Southfield, Michigan city council
- In office November 2019 – December 2022
- Preceded by: Sarah Roberts
- Succeeded by: Jason Hoskins

Personal details
- Born: Michigan
- Party: Democratic
- Alma mater: Eastern Michigan University (BA, MPA) University of Detroit Mercy (JD)

= Jason Hoskins (politician) =

American politician

Jason Hoskins is an American politician serving as a member of the Michigan House of Representatives since 2023, representing the 18th district. He is a member of the Democratic Party.

==Career==
Hoskins worked as a policy intern for Governor Jennifer Granholm and an intern for both Washtenaw County and the Third Judicial Circuit of Michigan while in college for his MBA from Eastern Michigan University and his JD from University of Detroit Mercy. During his time at University of Detroit Mercy he founded and later served as the president of the University of Detroit Mercy chapter of the American Civil Liberties Union because of this he would become a board member and vice president of the Metro Detroit branch of the American Civil Liberties Union.
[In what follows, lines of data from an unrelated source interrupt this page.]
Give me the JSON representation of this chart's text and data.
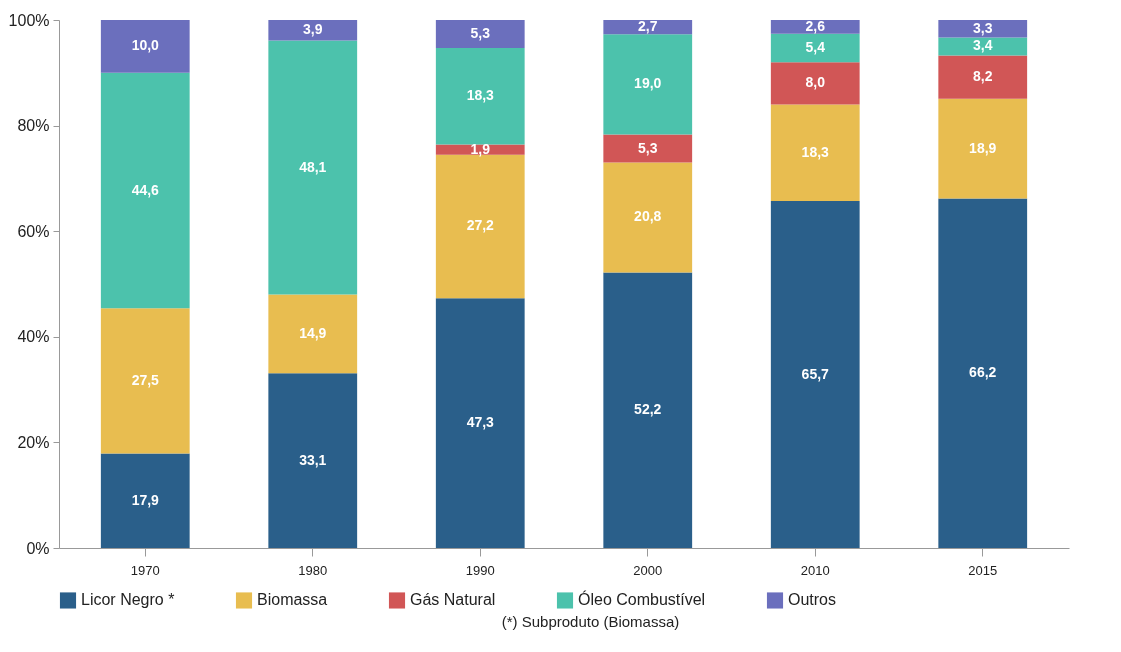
{
  "chart_data": {
    "type": "bar",
    "stacked": true,
    "categories": [
      "1970",
      "1980",
      "1990",
      "2000",
      "2010",
      "2015"
    ],
    "series": [
      {
        "name": "Licor Negro *",
        "color": "#2a5f8a",
        "values": [
          17.9,
          33.1,
          47.3,
          52.2,
          65.7,
          66.2
        ],
        "value_labels": [
          "17,9",
          "33,1",
          "47,3",
          "52,2",
          "65,7",
          "66,2"
        ]
      },
      {
        "name": "Biomassa",
        "color": "#e8bd50",
        "values": [
          27.5,
          14.9,
          27.2,
          20.8,
          18.3,
          18.9
        ],
        "value_labels": [
          "27,5",
          "14,9",
          "27,2",
          "20,8",
          "18,3",
          "18,9"
        ]
      },
      {
        "name": "Gás Natural",
        "color": "#d15656",
        "values": [
          null,
          null,
          1.9,
          5.3,
          8.0,
          8.2
        ],
        "value_labels": [
          null,
          null,
          "1,9",
          "5,3",
          "8,0",
          "8,2"
        ]
      },
      {
        "name": "Óleo Combustível",
        "color": "#4cc2ac",
        "values": [
          44.6,
          48.1,
          18.3,
          19.0,
          5.4,
          3.4
        ],
        "value_labels": [
          "44,6",
          "48,1",
          "18,3",
          "19,0",
          "5,4",
          "3,4"
        ]
      },
      {
        "name": "Outros",
        "color": "#6b6fbd",
        "values": [
          10.0,
          3.9,
          5.3,
          2.7,
          2.6,
          3.3
        ],
        "value_labels": [
          "10,0",
          "3,9",
          "5,3",
          "2,7",
          "2,6",
          "3,3"
        ]
      }
    ],
    "ylim": [
      0,
      100
    ],
    "yticks": [
      {
        "value": 0,
        "label": "0%"
      },
      {
        "value": 20,
        "label": "20%"
      },
      {
        "value": 40,
        "label": "40%"
      },
      {
        "value": 60,
        "label": "60%"
      },
      {
        "value": 80,
        "label": "80%"
      },
      {
        "value": 100,
        "label": "100%"
      }
    ],
    "legend": "bottom",
    "annotations": [
      "(*) Subproduto (Biomassa)"
    ]
  }
}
After graduating from college he would become a part of Jeremy Moss's 2014 House campaign and Mark Totten's 2014 Michigan Attorney General campaign, after which he would become a professor at Lawrence Technological University from August 2016 to January 2017 from 2015 to when he was sworn into the state house in 2023 he worked as a member of Jeremy Moss's staff. In 2019 he would be elected to the Southfield City council serving in the role until 2023. In 2022 he ran for the 18th district winning the Democratic Primary by 55% to 44% then proceeding to easily win the general election by 79% to 20% becoming the first LGBTQ Person of color to be elected to the Michigan House of Representatives.

Hoskins was reelected in 2024.

Hopkins ran for the Democratic nomination in the Michigan Senate District 7. He won the nomination with 57% of the vote.